When you speak of reducing the amount of code you need to maintain, keep in mind that the DBA needs to maintain stored-proc code and table schemas, too. Moving maintenance responsibilities from Developers to DBAs is not eliminating work, it is just shifting it.
Finally, database changes often cascade to many applications, whereas application changes only affect that application.
The only time I store calculated values in a database is if I need it for historical purposes. You'll see this all the time in accounting software.
For example if I'm dealing with an invoice, I will typically save the calculated invoice total because perhaps the way that total will get calculated later on will change.
I will also sometimes perform the actual calculation on the database server using views.
As with so many other things, "it depends". For your described case, I would lean towards keeping the calculation in code. If you do choose to use the database, you should use a view to dynamically calculate rather than put in a static value. The risk of changing the start time or end time and forgetting to change the duration would be too high otherwise :)
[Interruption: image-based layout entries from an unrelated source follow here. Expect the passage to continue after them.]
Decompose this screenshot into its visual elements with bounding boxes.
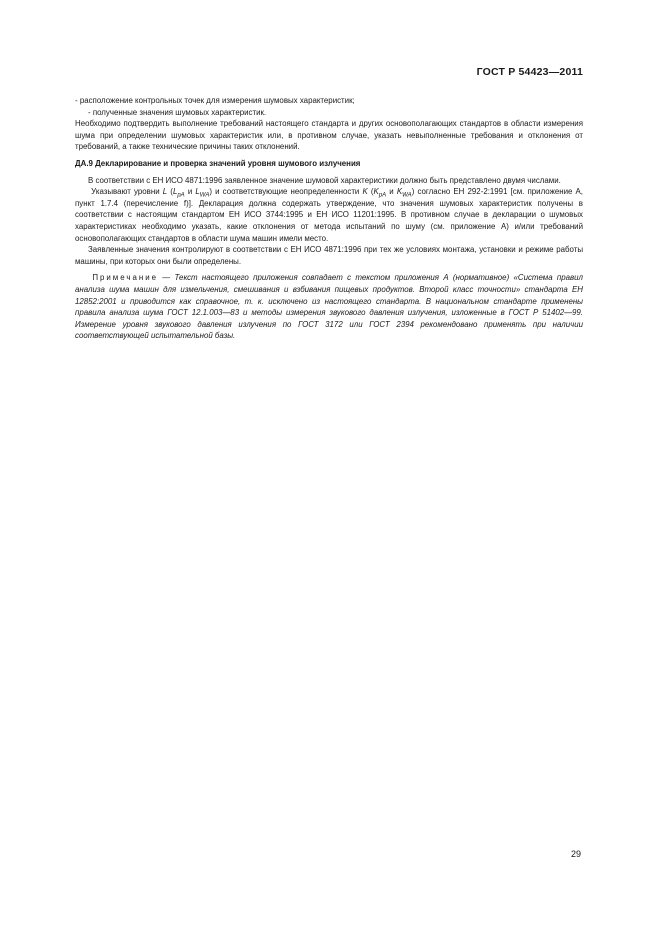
list-item: - расположение контрольных точек для измерения шумовых характеристик; [75,96,355,105]
paragraph [75,118,583,153]
note [75,272,583,342]
document-body [75,95,583,342]
list-item: - полученные значения шумовых характеристик. [88,107,267,117]
note-text: Текст настоящего приложения совпадает с текстом приложения А (нормативное) «Система правил анализа шума машин для измельчения, смешивания и взбивания пищевых продуктов. Второй класс точности» стандарта ЕН 12852:2001 и приводится как справочное, т. к. исключено из настоящего стандарта. В национальном стандарте применены правила анализа шума ГОСТ 12.1.003—83 и методы измерения звукового давления излучения, изложенные в ГОСТ Р 51402—99. Измерение уровня звукового давления излучения по ГОСТ 3172 или ГОСТ 2394 рекомендовано применять при наличии соответствующей испытательной базы. [75,273,583,341]
note-dash: — [157,273,175,283]
subscript: pA [378,192,387,199]
symbol-L: L [162,187,168,197]
text-run: и [184,187,196,197]
paragraph-text: Необходимо подтвердить выполнение требований настоящего стандарта и других основополагающих стандартов в области измерения шума при определении шумовых характеристик или, в противном случае, указать невыполненные требования и отклонения от требований, а также технические причины таких отклонений. [75,119,583,152]
text-run: ( [167,187,173,197]
section-heading: ДА.9 Декларирование и проверка значений уровня шумового излучения [75,158,361,168]
symbol-L: L [172,187,178,197]
symbol-L: L [195,187,200,197]
note-label: Примечание [92,273,158,283]
text-run: ) и соответствующие неопределенности [209,187,363,197]
subscript: WA [402,192,412,199]
subscript: pA [177,192,185,199]
page-number: 29 [570,849,581,859]
symbol-K: K [396,187,403,197]
text-run: ) согласно ЕН 292-2:1991 [см. приложение А, пункт 1.7.4 (перечисление f)]. Декларация должна содержать утверждение, что значения шумовых характеристик получены в соответствии с настоящим стандартом ЕН ИСО 3744:1995 и ЕН ИСО 11201:1995. В противном случае в декларации о шумовых характеристиках необходимо указать, какие отклонения от метода испытаний по шуму (см. приложение А) и/или требований основополагающих стандартов в области шума машин имели место. [75,187,583,243]
document-header: ГОСТ Р 54423—2011 [476,66,583,78]
paragraph: Заявленные значения контролируют в соответствии с ЕН ИСО 4871:1996 при тех же условиях монтажа, установки и режиме работы машины, при которых они были определены. [75,245,583,266]
symbol-K: K [362,187,368,197]
paragraph: В соответствии с ЕН ИСО 4871:1996 заявленное значение шумовой характеристики должно быть представлено двумя числами. [88,175,561,185]
paragraph [75,186,583,244]
symbol-K: K [373,187,379,197]
text-run: Указывают уровни [91,187,163,197]
text-run: ( [367,187,374,197]
subscript: WA [199,192,210,199]
text-run: и [386,187,397,197]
This really depends on wether you want to be pure (keep your data clean) or fast. Compute capacity on the desktop facilitates purity, high speed cores and large memory spaces make string composition for table cells possible with large data sets.
However on the phone, an iPhone 4 even, computing a single NSString for a UITableViewCell over a set of 1000 objects takes a noticeable amount of time, and this can affect your user experience.
So, tune the balance for your use case. Duration doesn't sound like it will change, so I would precalculate and store the duration AND the display string (feels aweful from the perspective of a DBA, but it will render fast on the phone).
For the interval it sounds like you actually need another entity, to relate the interval to a set of events. It would then be easy enough to pre-compute / maintain this calculation as well each time the relationship changes (i.e. you add an entity to the relationship, update the interval).